Across the pond, the US Food and Drug Administration (FDA) and US Congress have also taken steps to address industry concerns in regard to modern healthcare. With AI now prevalent in the digital health market, the authorities are concerned that some products fall outside the legislative definition of a ‘device’ and therefore the scope of FDA regulation. Jones Day outlines the key takeaways for companies using AI-based medical software, while the FDA works hard to develop an efficient regulatory framework.
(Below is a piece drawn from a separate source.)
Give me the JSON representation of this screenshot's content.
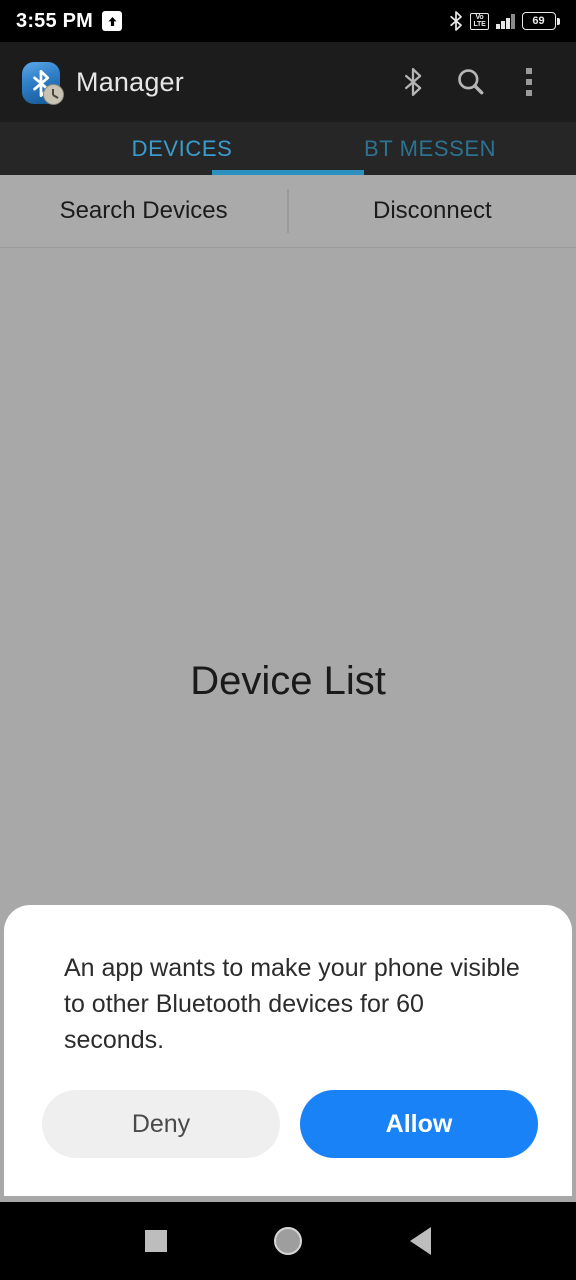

In addition, in this K&L Gates podcast the firm discusses the prominent legal issues surrounding the use of AI systems to administer medical care – and what the technology could hold in store for the industry.

For those stepping into the unknown, the future of AI is somewhat more alarming. Outside of healthcare, behavioural premium pricing, automated decision making and so-called ‘robo-advice’ demonstrate the great strides that AI has already made in financial services, but the current lack of regulation raises a number of concerns. Womble Bond Dickinson (UK) LLP warns that companies need to keep their heads amid all the excitement by remaining mindful of consumer and market protection.

The potential for fully autonomous AI has also raised concerns among IP practitioners and rights holders. Taylor Wessing forewarns that where machine learning is used for creative tasks, various copyright issues can arise. Not only is there a risk that machines will infringe third-party copyright, it is also unclear how disputes over copyright ownership will be settled in regard to AI-generated works. Indeed, Hogan Lovells asks whether IP law is ready for AI,  considering that under current UK patent law, an ‘inventor’ is still defined as a person. Could this be extended to include AI programmes working of their own accord? Or will it be that behind every great machine lies an accountable individual?

Ultimately, it boils down to whether AI can – or should – be given legal rights and duties. For Nishith Desai Associates, rights and accountability remain a grey area, but firms are celebrating a marked increase in the use of AI for daily tasks.